Mauritius underwent the same stresses, but its own clothing industry is in a phase of renaissance, now marketing niche markets within the developed world.
Tourism remains a major industry both in terms of foreign exchange earnings and as a source of employment. And the impact of the global financial crisis and its adverse effects on Europe, the source of most tourists to Mauritius, are being felt.
But growth of tourism continues with the island nation poised to host one million tourists in 2010 and targeting a doubling of this figure by 2015. The industry has grown at an annual average of 9 percent for the past two decades, becoming the largest source of foreign exchange.
One does not even have to get on the ground to notice the booming construction industry. Mauritius is attracting rich retirees who bring with them income and jobs for the people of the island. Mauritius, however, has a total land area of just 2,000 sq km; approximately a tenth that of Fiji. This island nation is about twice as large as Efate, the third largest island in Vanuatu. A total of 1.2 million people live on the 2,000 sq km in Mauritius compared to the 0.84 million in Fiji or the 0.05 million on Efate. The point being that the potential for the growth of tourism in much of the Pacific islands, and all of Melanesia remains to be exploited.

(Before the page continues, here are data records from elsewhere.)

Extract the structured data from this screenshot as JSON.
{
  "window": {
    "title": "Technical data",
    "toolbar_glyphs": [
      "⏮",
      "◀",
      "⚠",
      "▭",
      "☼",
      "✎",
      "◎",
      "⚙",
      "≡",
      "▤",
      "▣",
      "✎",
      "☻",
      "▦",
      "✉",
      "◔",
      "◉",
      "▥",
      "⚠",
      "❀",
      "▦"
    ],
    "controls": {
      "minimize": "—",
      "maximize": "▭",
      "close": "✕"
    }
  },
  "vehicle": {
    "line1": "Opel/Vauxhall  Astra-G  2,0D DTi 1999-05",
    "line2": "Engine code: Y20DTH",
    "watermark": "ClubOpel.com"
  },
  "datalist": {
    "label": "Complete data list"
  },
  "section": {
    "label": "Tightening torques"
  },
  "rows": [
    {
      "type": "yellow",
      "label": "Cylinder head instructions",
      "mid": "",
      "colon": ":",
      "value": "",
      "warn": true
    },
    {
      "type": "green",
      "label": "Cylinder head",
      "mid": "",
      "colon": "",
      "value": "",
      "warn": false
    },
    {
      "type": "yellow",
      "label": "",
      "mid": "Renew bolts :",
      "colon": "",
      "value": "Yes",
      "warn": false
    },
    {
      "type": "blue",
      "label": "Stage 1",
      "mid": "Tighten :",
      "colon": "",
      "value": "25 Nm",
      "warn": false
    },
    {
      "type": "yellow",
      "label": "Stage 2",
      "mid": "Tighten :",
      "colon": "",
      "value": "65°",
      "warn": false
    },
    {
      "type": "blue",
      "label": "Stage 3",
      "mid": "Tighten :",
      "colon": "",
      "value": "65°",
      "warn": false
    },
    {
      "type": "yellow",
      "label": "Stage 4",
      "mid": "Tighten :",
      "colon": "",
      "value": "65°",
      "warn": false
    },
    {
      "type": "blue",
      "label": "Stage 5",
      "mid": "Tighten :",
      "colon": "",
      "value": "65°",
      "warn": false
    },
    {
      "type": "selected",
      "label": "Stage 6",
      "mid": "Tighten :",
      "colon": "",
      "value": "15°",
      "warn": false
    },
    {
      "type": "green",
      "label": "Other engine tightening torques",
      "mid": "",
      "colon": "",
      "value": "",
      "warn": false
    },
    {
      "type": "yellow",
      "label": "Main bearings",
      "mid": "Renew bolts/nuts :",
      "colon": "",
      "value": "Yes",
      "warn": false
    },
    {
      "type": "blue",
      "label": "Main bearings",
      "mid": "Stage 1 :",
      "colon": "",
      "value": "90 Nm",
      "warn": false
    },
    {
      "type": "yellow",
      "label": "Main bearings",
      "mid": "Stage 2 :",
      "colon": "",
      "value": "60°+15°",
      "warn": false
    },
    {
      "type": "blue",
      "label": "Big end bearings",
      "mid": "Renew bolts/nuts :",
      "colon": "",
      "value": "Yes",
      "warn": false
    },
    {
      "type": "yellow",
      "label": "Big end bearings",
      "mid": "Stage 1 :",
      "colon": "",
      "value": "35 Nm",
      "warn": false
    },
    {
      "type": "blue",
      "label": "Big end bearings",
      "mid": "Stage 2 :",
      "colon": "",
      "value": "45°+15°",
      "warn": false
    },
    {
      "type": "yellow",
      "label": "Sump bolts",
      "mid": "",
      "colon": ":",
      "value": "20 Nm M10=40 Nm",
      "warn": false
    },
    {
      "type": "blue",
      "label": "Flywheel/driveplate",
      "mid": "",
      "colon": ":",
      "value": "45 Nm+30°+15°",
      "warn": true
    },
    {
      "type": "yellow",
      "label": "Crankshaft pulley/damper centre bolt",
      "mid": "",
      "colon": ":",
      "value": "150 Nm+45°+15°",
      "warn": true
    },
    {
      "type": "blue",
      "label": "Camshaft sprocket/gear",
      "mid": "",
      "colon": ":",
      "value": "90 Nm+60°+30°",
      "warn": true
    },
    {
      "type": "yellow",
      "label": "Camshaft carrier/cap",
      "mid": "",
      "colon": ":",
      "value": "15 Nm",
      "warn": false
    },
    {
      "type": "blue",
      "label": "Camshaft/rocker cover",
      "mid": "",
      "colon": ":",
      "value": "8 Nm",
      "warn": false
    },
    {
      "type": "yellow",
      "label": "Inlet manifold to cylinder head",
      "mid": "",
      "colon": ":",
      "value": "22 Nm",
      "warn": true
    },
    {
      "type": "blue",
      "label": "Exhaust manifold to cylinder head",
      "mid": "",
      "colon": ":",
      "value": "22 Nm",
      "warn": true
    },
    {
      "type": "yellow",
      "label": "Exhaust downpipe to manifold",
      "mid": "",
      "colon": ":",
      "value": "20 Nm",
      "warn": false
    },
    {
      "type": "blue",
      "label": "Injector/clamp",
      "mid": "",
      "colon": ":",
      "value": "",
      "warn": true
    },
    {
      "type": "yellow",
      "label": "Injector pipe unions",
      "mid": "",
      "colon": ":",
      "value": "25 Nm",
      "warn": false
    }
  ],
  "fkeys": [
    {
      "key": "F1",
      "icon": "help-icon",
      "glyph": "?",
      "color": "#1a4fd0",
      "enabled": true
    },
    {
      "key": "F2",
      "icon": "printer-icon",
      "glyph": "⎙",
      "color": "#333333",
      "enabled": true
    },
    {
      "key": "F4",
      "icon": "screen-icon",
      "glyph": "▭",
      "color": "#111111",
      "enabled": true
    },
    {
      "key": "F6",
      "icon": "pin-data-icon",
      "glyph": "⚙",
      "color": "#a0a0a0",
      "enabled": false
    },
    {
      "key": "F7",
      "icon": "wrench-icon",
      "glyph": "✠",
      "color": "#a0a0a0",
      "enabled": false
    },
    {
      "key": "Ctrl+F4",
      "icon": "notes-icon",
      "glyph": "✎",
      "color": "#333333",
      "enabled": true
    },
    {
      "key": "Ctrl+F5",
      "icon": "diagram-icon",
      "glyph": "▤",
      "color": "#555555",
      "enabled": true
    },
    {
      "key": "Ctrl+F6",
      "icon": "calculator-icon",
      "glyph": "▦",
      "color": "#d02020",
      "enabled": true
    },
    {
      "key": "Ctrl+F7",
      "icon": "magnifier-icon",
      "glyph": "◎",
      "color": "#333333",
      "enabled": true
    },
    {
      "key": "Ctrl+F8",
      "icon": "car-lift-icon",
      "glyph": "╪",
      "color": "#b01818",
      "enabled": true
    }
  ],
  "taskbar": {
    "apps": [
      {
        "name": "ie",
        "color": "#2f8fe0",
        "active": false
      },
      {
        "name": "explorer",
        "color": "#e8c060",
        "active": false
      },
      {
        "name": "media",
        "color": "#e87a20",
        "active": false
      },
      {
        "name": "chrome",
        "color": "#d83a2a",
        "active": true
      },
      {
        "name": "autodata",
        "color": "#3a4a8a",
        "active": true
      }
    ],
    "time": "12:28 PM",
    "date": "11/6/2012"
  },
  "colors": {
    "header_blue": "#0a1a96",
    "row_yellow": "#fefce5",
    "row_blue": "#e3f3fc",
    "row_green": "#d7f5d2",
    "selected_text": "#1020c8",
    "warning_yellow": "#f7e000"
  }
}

Tourism has strong linkages to the local economy, meaning that the growing hordes of tourists that arrive into the island each day contribute to income and employment for many. The tourists do well out of Mauritius too. The dollar buys just about more than any similar destination within the Pacific islands. Accommodation and food prices in Mauritius compare more favourably with those in Fiji and many other Pacific islands destinations.
A field trip to Mauritius?
Policymakers in Port Luis are far from being content with the diversification of their agriculture sector, the growth of the retirement villages, and the increasing number of tourist arrivals.
A new cyber city is being built. And the two major universities are busy training students for growth of information technology.
Mauritius is also gearing up to provide healthcare 24/7 to its people and those with thick wallets. They realize the potential for growth of healthcare services. Rest and recuperate may be the new slogan for the newly arriving retirees from the cold winters of Europe.
Pacific islands policymakers could learn much from Mauritius. Mauritius has managed to ameliorate the handicaps of (small) size and isolation.
The nation has also managed to maintain a harmonious and vibrant multicultural community. Many of our islands leaders and policymakers could learn much from Mauritius.
Why not a field trip to this prosperous nation soon?